I used a Map for this and keyed it with the URN of the resource because URNs are used for parent-child relationships and are part of all events we care about here.

Later, when the resOutputsEvent fires, it's time to wrap it all up and send it to Honeycomb.

The event has the URN to find the related spanId and startTimestamp. We can also use the URN in the parent attribute of our resource to fetch the spanId of our resource's parent. This way, our spans are correctly nested in Honeycomb later.

If the operation for the resource is an update, we also add the diffs to that event. This way, we can see in Honeycomb what inputs have changed since the last deployment.

The final trace should look a bit like this:

Final Honeycomb trace

Getting Errors

The last step, getting deployment errors, I leave as an exercise for the reader.

But I'll give you a few hints!

First, the interesting event is the diagnosticEvent, which comes with a severity and message attribute. If you only need errors, you have to filter out debug and info severity.

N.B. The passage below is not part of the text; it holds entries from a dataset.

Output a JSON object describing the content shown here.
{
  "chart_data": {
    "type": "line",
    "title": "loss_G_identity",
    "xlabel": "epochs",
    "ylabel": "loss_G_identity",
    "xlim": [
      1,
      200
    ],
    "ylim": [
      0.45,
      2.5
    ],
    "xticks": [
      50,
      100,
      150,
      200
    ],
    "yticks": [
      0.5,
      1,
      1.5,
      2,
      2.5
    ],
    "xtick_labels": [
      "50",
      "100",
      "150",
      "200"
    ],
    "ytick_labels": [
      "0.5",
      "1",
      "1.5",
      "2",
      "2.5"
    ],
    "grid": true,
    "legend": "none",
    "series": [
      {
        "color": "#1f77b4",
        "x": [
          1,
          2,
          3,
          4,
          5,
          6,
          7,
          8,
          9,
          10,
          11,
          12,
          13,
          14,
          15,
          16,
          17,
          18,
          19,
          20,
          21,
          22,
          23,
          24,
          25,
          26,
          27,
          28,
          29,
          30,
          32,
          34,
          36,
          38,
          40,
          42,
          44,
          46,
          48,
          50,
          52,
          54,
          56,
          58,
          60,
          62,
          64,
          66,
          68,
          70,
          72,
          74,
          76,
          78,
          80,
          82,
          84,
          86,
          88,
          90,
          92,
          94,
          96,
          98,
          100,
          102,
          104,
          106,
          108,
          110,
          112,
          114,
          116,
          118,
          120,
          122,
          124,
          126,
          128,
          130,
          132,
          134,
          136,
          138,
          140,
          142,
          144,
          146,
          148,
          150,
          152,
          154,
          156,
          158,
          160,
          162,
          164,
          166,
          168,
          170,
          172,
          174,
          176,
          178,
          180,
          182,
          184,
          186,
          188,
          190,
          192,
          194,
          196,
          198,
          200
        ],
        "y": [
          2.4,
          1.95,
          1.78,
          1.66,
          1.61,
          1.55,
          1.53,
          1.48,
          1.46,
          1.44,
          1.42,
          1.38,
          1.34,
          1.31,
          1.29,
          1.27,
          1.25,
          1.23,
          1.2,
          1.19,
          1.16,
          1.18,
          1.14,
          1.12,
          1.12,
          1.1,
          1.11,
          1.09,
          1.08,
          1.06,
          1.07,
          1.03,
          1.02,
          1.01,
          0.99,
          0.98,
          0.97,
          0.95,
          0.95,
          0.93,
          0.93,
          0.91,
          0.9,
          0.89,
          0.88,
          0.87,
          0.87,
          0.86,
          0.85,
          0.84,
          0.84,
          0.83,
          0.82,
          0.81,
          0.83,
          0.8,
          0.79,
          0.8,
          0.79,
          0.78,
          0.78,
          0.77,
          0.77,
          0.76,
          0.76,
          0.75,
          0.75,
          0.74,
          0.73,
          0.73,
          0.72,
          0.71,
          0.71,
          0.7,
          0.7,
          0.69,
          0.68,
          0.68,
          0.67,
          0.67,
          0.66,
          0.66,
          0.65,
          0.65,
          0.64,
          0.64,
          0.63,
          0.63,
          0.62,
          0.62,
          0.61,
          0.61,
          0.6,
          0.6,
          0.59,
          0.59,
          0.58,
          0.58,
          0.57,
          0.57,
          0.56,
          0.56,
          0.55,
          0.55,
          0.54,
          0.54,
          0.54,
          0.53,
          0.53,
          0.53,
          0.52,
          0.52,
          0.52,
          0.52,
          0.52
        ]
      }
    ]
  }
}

Also, the event includes an urn that can be used to correlate the error to a Honeycomb span later (resourceSpans etc.). If the errors isn't related to an URN, you can simply use the run stack event as target.

If you add an error field to a Honeycomb event, it will automatically counted to your errors in Honeycomb.

Summary

IaC observability becomes rather simple when using Pulumi and Honeycomb.

Pulumi's automation API allows us to control the CLI with JavaScript, and Honeycomb's Libhoney is low-level enough to instrument every part of our deployment process.

This way we can keep track which resources are slowing our deployment down, or which was responsible for a failed deployment.